ManipDreamer3D : Synthesizing Plausible Robotic Manipulation Video with Occupancy-aware 3D Trajectory
Ying Li, Xiaobao Wei, Xiaowei Chi, Yuming Li, Zhongyu Zhao, Hao Wang, Ningning Ma, Ming Lu, Sirui Han, Shanghang Zhang
TL;DR
Robotic manipulation video generation often suffers from 2D spatial ambiguity and limited demonstrations. This work introduces ManipDreamer3D, which reconstructs a 3D occupancy map from a single input image, computes a collision-free, short 3D trajectory for the end-effector, and synthesizes the video by conditioning a diffusion model on a 3D-to-2D trajectory representation.
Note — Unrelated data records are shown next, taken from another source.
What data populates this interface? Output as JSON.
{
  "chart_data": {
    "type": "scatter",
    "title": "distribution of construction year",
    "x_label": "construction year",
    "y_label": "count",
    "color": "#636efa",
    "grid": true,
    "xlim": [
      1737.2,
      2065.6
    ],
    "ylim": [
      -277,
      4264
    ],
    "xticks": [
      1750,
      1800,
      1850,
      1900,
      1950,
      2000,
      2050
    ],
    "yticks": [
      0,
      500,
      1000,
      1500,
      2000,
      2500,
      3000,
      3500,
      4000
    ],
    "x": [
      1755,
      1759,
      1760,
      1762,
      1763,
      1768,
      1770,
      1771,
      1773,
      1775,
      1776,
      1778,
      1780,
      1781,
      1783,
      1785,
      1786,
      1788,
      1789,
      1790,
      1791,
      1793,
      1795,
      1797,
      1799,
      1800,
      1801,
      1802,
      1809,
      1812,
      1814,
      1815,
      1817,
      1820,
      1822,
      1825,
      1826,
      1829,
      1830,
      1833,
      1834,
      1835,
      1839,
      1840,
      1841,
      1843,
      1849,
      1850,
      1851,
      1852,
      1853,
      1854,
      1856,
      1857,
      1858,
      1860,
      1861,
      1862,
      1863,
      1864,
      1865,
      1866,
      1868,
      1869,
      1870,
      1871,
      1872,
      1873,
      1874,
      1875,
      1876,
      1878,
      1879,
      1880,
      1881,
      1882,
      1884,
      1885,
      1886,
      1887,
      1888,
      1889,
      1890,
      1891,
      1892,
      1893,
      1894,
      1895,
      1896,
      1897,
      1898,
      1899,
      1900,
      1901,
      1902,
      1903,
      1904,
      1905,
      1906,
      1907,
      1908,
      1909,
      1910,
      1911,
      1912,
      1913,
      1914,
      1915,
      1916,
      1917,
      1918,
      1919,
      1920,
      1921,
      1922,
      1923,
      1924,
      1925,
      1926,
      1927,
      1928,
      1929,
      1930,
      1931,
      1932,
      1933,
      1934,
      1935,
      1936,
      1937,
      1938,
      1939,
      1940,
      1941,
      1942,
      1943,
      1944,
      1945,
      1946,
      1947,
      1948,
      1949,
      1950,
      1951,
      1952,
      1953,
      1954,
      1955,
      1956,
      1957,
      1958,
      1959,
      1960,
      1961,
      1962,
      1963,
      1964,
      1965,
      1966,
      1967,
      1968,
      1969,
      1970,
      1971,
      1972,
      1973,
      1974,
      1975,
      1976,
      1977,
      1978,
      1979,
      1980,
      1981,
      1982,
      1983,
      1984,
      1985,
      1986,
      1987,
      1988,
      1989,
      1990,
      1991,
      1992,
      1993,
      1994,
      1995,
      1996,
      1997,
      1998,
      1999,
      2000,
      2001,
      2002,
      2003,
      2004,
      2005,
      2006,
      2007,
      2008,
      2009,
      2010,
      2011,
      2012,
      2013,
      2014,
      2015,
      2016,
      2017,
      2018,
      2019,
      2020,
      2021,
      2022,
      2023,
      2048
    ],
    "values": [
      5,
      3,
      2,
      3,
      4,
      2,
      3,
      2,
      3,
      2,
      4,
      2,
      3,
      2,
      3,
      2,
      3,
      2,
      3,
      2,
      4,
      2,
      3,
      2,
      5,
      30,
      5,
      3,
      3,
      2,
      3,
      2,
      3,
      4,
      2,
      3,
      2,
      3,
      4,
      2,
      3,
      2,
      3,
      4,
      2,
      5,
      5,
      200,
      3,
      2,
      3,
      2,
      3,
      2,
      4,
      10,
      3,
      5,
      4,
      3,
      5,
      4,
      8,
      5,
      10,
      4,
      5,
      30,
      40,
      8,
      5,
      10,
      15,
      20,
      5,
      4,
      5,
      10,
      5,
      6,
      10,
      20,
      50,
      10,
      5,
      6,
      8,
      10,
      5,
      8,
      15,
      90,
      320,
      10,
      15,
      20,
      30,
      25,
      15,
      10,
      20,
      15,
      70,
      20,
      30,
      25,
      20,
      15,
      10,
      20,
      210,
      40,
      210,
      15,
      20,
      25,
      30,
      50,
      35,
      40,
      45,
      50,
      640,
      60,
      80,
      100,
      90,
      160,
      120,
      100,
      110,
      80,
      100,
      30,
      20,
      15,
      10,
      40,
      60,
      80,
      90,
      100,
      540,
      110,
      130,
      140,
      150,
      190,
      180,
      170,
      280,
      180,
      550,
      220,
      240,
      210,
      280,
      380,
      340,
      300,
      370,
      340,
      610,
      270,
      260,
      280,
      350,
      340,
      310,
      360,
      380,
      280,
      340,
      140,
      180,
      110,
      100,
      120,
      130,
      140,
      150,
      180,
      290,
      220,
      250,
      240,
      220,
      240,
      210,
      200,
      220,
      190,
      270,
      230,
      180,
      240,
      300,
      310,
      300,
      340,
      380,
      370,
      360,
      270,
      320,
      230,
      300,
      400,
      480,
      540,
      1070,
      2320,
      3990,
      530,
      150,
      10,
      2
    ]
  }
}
Trajectory optimization combines multi-objective losses $\mathcal{L}_{col}$, $\mathcal{L}_{len}$, $\mathcal{L}_{acc}$, and $\mathcal{L}_{cur}$ to obtain $P^3_{opt}$, followed by path-aware time reallocation and 3D-to-2D latent editing to drive high-fidelity video generation. Experiments on bridge datasets show state-of-the-art video quality (FVD, PSNR, SSIM) and precise trajectory adherence, enabling fine-grained control at keypoint, full-trajectory, and affordance levels with reduced manual intervention.
Abstract
Data scarcity continues to be a major challenge in the field of robotic manipulation. Although diffusion models provide a promising solution for generating robotic manipulation videos, existing methods largely depend on 2D trajectories, which inherently face issues with 3D spatial ambiguity. In this work, we present a novel framework named ManipDreamer3D for generating plausible 3D-aware robotic manipulation videos from the input image and the text instruction. Our method combines 3D trajectory planning with a reconstructed 3D occupancy map created from a third-person perspective, along with a novel trajectory-to-video diffusion model. Specifically, ManipDreamer3D first reconstructs the 3D occupancy representation from the input image and then computes an optimized 3D end-effector trajectory, minimizing path length while avoiding collisions. Next, we employ a latent editing technique to create video sequences from the initial image latent and the optimized 3D trajectory. This process conditions our specially trained trajectory-to-video diffusion model to produce robotic pick-and-place videos. Our method generates robotic videos with autonomously planned plausible 3D trajectories, significantly reducing human intervention requirements. Experimental results demonstrate superior visual quality compared to existing methods.